Socialization in Yemen revolves around chewing khat, an amphetamine-like plant whose leaves are plucked, chewed and held in the mouth. Chewing khat is the main activity at most social gatherings, both informal and formal. In recent years, it has even come to define Yemeni culture. However, khat has replaced many food crops in Yemen and requires large amounts of water to produce. With Yemen facing an impending water shortage, and with many of the effects of khat on the body largely unknown, some Yemenis are questioning the countrywide use of the drug. In this image Mohammed, right, and Ali, chew and sell qat out of the trunk of a car in Sana'a.
Ali Abdullah al-Khadar, left, stores a wad of khat in his mouth as he relaxes in Old Sana'a. Unharvested Khat leaves glow in the sun.
Men chew khat together along the side of a street in Sana'a in the early afternoon.

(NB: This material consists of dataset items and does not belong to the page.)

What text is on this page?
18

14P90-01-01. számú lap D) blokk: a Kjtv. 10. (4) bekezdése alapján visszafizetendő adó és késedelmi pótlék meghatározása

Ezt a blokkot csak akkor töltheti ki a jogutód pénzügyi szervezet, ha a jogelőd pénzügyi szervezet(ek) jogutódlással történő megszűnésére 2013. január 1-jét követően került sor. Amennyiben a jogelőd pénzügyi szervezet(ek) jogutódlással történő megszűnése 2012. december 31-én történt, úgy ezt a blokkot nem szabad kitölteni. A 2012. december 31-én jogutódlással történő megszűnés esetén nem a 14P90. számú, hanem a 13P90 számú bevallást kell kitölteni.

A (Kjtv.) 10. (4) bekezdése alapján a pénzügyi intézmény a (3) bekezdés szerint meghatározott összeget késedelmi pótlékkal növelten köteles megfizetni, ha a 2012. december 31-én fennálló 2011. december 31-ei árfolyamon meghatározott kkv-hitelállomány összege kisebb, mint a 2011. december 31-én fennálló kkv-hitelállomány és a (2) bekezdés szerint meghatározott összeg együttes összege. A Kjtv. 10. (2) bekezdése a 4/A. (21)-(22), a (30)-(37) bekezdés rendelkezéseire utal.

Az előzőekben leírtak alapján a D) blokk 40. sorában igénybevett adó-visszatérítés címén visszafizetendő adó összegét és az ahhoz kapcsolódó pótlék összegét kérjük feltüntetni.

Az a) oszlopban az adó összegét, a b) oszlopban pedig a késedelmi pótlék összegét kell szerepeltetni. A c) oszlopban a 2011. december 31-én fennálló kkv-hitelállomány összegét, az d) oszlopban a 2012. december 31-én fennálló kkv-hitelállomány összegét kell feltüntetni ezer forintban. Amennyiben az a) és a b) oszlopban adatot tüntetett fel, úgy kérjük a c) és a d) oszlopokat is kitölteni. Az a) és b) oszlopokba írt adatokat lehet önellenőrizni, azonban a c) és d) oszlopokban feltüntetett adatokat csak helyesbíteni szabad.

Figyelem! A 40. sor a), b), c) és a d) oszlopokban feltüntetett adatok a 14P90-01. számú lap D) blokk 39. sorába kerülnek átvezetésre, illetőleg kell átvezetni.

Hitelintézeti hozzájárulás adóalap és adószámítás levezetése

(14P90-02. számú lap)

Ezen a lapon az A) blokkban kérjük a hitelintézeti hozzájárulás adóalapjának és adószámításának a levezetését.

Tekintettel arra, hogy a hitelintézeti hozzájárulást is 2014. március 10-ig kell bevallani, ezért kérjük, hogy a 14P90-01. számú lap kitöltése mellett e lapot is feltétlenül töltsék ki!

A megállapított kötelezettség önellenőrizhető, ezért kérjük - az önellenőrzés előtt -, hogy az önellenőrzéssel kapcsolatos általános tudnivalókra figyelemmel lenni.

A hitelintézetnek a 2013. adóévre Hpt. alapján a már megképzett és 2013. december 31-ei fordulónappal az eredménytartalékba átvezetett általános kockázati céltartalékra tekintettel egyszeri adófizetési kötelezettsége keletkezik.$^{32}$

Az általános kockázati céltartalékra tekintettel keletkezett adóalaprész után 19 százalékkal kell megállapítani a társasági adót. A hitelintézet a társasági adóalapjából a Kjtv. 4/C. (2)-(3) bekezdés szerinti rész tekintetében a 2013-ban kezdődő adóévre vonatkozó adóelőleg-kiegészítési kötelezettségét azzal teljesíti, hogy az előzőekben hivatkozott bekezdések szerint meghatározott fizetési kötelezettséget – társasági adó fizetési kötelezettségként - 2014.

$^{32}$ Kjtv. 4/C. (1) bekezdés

Hamed Yaha, left, assists Mohammed Yaha Maslah as he harvests khat from a field near Sana'a to sell it to buyers. These buyers then sell the leaves in small plastic bags to customers in khat markets like this one on the right.
Khat vendors sell khat out of small booths in an indoor khat suq in Sana'a.
Men chew khat at a wedding celebration in Sana'a. Weddings in Yemen are sex segregated and the main activity for the men is khat chewing.
Qat trees grow in fileds and among homes in the town of Silfi, on the left. Men visit Ain Beni Mathar, a water source near Sana'a.
Mohammed Ali Saleh, left, and Pashar Ahmed Ali chew qat and relax on a ridge overlooking Sana'a that is a popular place for men to chew qat with each other in the afternoons.
Ali Yaha Sawi, who has lost most of his teeth, uses a small grinder to turn qat leaves into a fine powder he can store in his mouth without chewing, on left. Many Yemeni men carry newly purchased bags of qat on traditional daggers called jambiyyas.
Khat sellers line the sidewalk at Bab Al Sabah, a market and entrance into Old Sana'a, late into the night.